Eventually, after being tossed into the same jail cell by Officer Al Zass, all of these characters form a kind of fun-gang! They ride roller coasters, disco dance, pair up, argue, kiss and make up, and they laze on the beach as a pig breaks loose and charges frantically up and down the sand! There are plenty of shenanigans, and then, after a surprising character shift by The Chooch – he scraps his denim vest, sells his hot rod, dons a pink flowered shirt and re-christens himself Leon – matters come to a head in the form of a drag race between Bobby and Moon! They’ve fallen in love, but also have fostered a fierce van rivalry that only a race can settle; and preferably a race that ends with a van rolling in slow motion down a steep, rocky hill!
Van Nuys Blvd. is a strange animal, predicated as it is on the notion that a person can be drawn to Los Angeles without any grand ambitions of movie stardom, but simply from a need to drive up and down a particular one of its streets! It’s a movie about the need for community, as are so many of these pictures; but this one is more up front about it than most! The ensemble cast hearkens back to its 1974 Lucasfilm template, and, like that picture, Van Nuys Blvd. doesn’t forget that “ensemble” is French for “together!” There’s great comfort in watching disparate strangers drifting together into an unit, opposing, as it does, the expansive, outward drift of just about everything else in nature, from the continents to the universe itself! Even if the alliance is as shaky as the one in Van Nuys Blvd., the natural impulse is to hope it holds together, and to feel gratified when it does!

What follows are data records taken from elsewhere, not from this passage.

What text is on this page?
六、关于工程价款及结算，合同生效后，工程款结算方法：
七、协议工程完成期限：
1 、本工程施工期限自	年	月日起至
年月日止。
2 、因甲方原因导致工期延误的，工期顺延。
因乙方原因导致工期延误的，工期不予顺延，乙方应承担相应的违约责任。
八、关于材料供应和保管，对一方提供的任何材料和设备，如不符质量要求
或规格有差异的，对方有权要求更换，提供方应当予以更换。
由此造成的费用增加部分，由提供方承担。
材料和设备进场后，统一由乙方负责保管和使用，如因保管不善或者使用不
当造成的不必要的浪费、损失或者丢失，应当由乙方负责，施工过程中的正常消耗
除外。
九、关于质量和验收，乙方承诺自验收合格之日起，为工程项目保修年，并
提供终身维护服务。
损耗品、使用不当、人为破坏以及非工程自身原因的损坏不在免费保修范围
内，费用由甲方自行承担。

The sport of cruising, too, is given more play here than I’d seen in any film since the George Lucas hit, and some of the reasoning behind this gas-wasting activity presented itself! At the tail end of a fuel crisis, with the emergence of such fearsome overseas bogeymen as OPEC into the public consciousness, the practice of expending fuel to go nowhere must have felt like a joyful booting of sand into the face of these obscure threats to the SoCal lifestyle! It was natural, if reflexive, to make movies celebrating this, and to drive your car to the drive-in to watch them: fuel consumption and exhaust fumes be d*rned! They didn’t know then what we know now, of course, and these days, even in Los Angeles, cruising is probably frowned upon as a filthy, needless and destructive activity! So documents like Van Nuys Blvd. have greater archival value as every year goes by, and, if they’re as aggressively inconsequential as that film is, they’ll always be fun to watch! I give this marvelous peccadillo three cases of lockjaw!